Why I Decided to Self-Publish My History Book

After sending my manuscript to both academic and small presses, I have decided to self-publish my book on America and the Holocaust. (Specifically, it’s about the War Refugee Board—a government agency created by President Franklin Roosevelt whose members tried to save Jews who were still alive in Europe in 1944). While all of these publishers said “no,” they did not say, “this book is badly written” or “the topic is boring.” Instead, I got objections that I believe I can overcome with self-publishing. I listed a handful of them below.

Objection One: This is not a good fit for our list.

As a self-publisher, the only list I have is for books written by me. Some editors were nice enough to recommend other places where I might send my manuscript, though those presses had other objections.

Objection Two: Investing in a new author is risky.

As my uncle would say, a bus could hit any one of us tomorrow. His point? Life is inherently risky. I’ve read that self-publishing is risky, too, but I decided to defer to my uncle.

Objection Three: The book is too short.

My book and I prefer to be called vertically challenged…I’m kidding. Still, if I self-publish, length doesn’t matter. Having a shorter book will probably make the process a bit more affordable.
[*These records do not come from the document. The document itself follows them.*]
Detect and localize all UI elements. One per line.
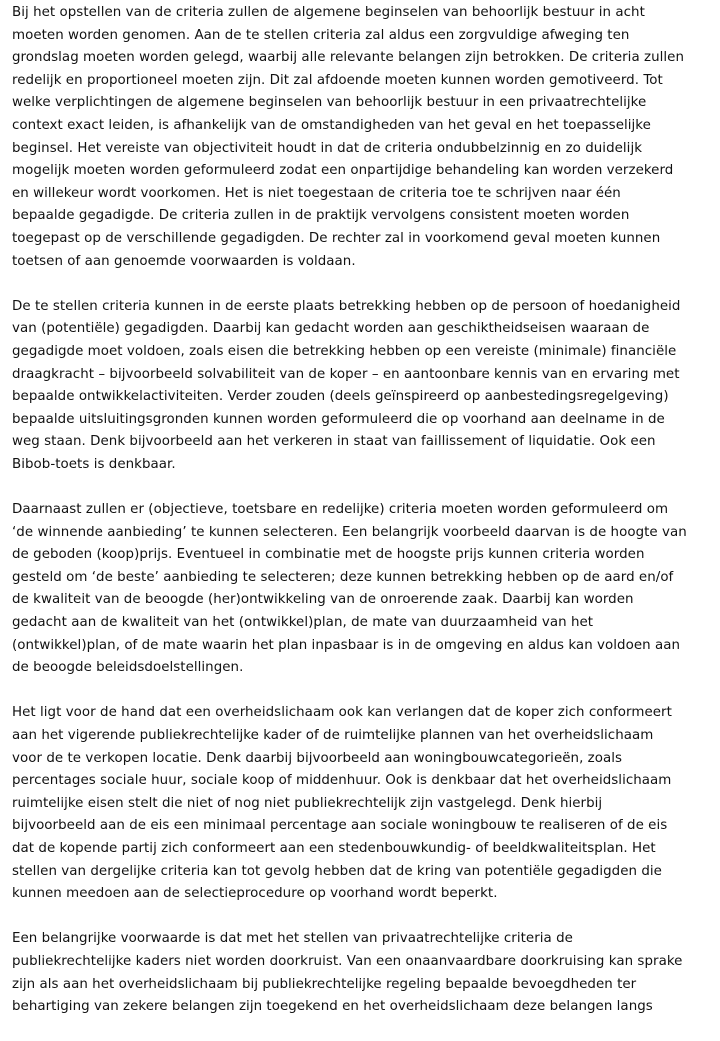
text-line: bijvoorbeeld aan de eis een minimaal percentage aan sociale woningbouw te realiseren of de eis [12, 818, 668, 834]
document-page [12, 0, 712, 1041]
text-line: kunnen meedoen aan de selectieprocedure op voorhand wordt beperkt. [12, 886, 498, 902]
text-line: gegadigde moet voldoen, zoals eisen die betrekking hebben op een vereiste (minimale) financiële [12, 343, 677, 359]
paragraph-1 [12, 2, 712, 273]
text-line: context exact leiden, is afhankelijk van de omstandigheden van het geval en het toepasselijke [12, 117, 651, 133]
text-line: behartiging van zekere belangen zijn toegekend en het overheidslichaam deze belangen langs [12, 999, 653, 1015]
text-line: publiekrechtelijke kaders niet worden doorkruist. Van een onaanvaardbare doorkruising kan sprake [12, 953, 683, 969]
text-line: ruimtelijke eisen stelt die niet of nog niet publiekrechtelijk zijn vastgelegd. Denk hierbij [12, 795, 603, 811]
text-line: dat de kopende partij zich conformeert aan een stedenbouwkundig- of beeldkwaliteitsplan. Het [12, 840, 656, 856]
paragraph-2 [12, 296, 712, 477]
text-line: draagkracht – bijvoorbeeld solvabiliteit van de koper – en aantoonbare kennis van en ervaring met [12, 366, 680, 382]
text-line: zijn als aan het overheidslichaam bij publiekrechtelijke regeling bepaalde bevoegdheden ter [12, 976, 637, 992]
paragraph-5 [12, 928, 712, 1018]
text-line: mogelijk moeten worden geformuleerd zodat een onpartijdige behandeling kan worden verzekerd [12, 163, 674, 179]
text-line: Het ligt voor de hand dat een overheidslichaam ook kan verlangen dat de koper zich conformeert [12, 705, 672, 721]
text-line: Een belangrijke voorwaarde is dat met het stellen van privaatrechtelijke criteria de [12, 931, 573, 947]
text-line: en willekeur wordt voorkomen. Het is niet toegestaan de criteria toe te schrijven naar één [12, 185, 621, 201]
text-line: moeten worden genomen. Aan de te stellen criteria zal aldus een zorgvuldige afweging ten [12, 27, 630, 43]
text-line: aan het vigerende publiekrechtelijke kader of de ruimtelijke plannen van het overheidslichaam [12, 728, 654, 743]
text-line: toetsen of aan genoemde voorwaarden is voldaan. [12, 253, 356, 269]
text-line: de beoogde beleidsdoelstellingen. [12, 660, 244, 676]
text-line: welke verplichtingen de algemene beginselen van behoorlijk bestuur in een privaatrechtelijke [12, 95, 647, 111]
text-line: van (potentiële) gegadigden. Daarbij kan gedacht worden aan geschiktheidseisen waaraan de [12, 321, 650, 337]
text-line: (ontwikkel)plan, of de mate waarin het plan inpasbaar is in de omgeving en aldus kan voldoen aan [12, 637, 680, 653]
text-line: Bij het opstellen van de criteria zullen de algemene beginselen van behoorlijk bestuur in acht [12, 5, 645, 20]
paragraph-3 [12, 499, 712, 680]
text-line: De te stellen criteria kunnen in de eerste plaats betrekking hebben op de persoon of hoedanigheid [12, 298, 681, 314]
text-line: bepaalde ontwikkelactiviteiten. Verder zouden (deels geïnspireerd op aanbestedingsregelgeving) [12, 389, 669, 405]
text-line: ‘de winnende aanbieding’ te kunnen selecteren. Een belangrijk voorbeeld daarvan is de hoogte van [12, 524, 687, 540]
text-line: redelijk en proportioneel moeten zijn. Dit zal afdoende moeten kunnen worden gemotiveerd. Tot [12, 72, 663, 88]
text-line: de kwaliteit van de beoogde (her)ontwikkeling van de onroerende zaak. Daarbij kan worden [12, 592, 634, 608]
text-line: bepaalde uitsluitingsgronden kunnen worden geformuleerd die op voorhand aan deelname in de [12, 411, 665, 427]
text-line: gesteld om ‘de beste’ aanbieding te selecteren; deze kunnen betrekking hebben op de aard en/of [12, 569, 674, 585]
text-line: voor de te verkopen locatie. Denk daarbij bijvoorbeeld aan woningbouwcategorieën, zoals [12, 750, 623, 766]
text-line: Bibob-toets is denkbaar. [12, 456, 176, 472]
text-line: gedacht aan de kwaliteit van het (ontwikkel)plan, de mate van duurzaamheid van het [12, 615, 594, 631]
text-line: toegepast op de verschillende gegadigden. De rechter zal in voorkomend geval moeten kunnen [12, 230, 661, 246]
text-line: Daarnaast zullen er (objectieve, toetsbare en redelijke) criteria moeten worden geformuleerd om [12, 502, 669, 518]
text-line: bepaalde gegadigde. De criteria zullen in de praktijk vervolgens consistent moeten worden [12, 208, 630, 224]
text-line: percentages sociale huur, sociale koop of middenhuur. Ook is denkbaar dat het overheidslichaam [12, 773, 672, 789]
text-line: beginsel. Het vereiste van objectiviteit houdt in dat de criteria ondubbelzinnig en zo duidelijk [12, 140, 643, 156]
text-line: grondslag moeten worden gelegd, waarbij alle relevante belangen zijn betrokken. De criteria zullen [12, 50, 684, 66]
text-line: de geboden (koop)prijs. Eventueel in combinatie met de hoogste prijs kunnen criteria worden [12, 547, 645, 563]
text-line: weg staan. Denk bijvoorbeeld aan het verkeren in staat van faillissement of liquidatie. Ook een [12, 434, 656, 450]
text-line: stellen van dergelijke criteria kan tot gevolg hebben dat de kring van potentiële gegadigden die [12, 863, 662, 879]
paragraph-4 [12, 702, 712, 905]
As someone who also reads books, I appreciate writers who use as much space as they need to tell their stories–no more, no less.

Objection Four: People who do not have PhDs in History could understand this book.

I know some really wonderful people with PhDs, but I don’t want to limit my book’s audience to people who a. have PhDs in History and b. are interested in the Holocaust and/or President Roosevelt’s administration. Since most people don’t know much about what the members of the War Refugee Board accomplished, I want as many people as possible to understand it.

So, that tells you why I’m self-publishing my book. How I’m going to self-publish is still a work in progress. I’ll have more on that topic later on, as well as more general history posts.

If you’ve self-published or are working on a self-published project, what made you decide to do it?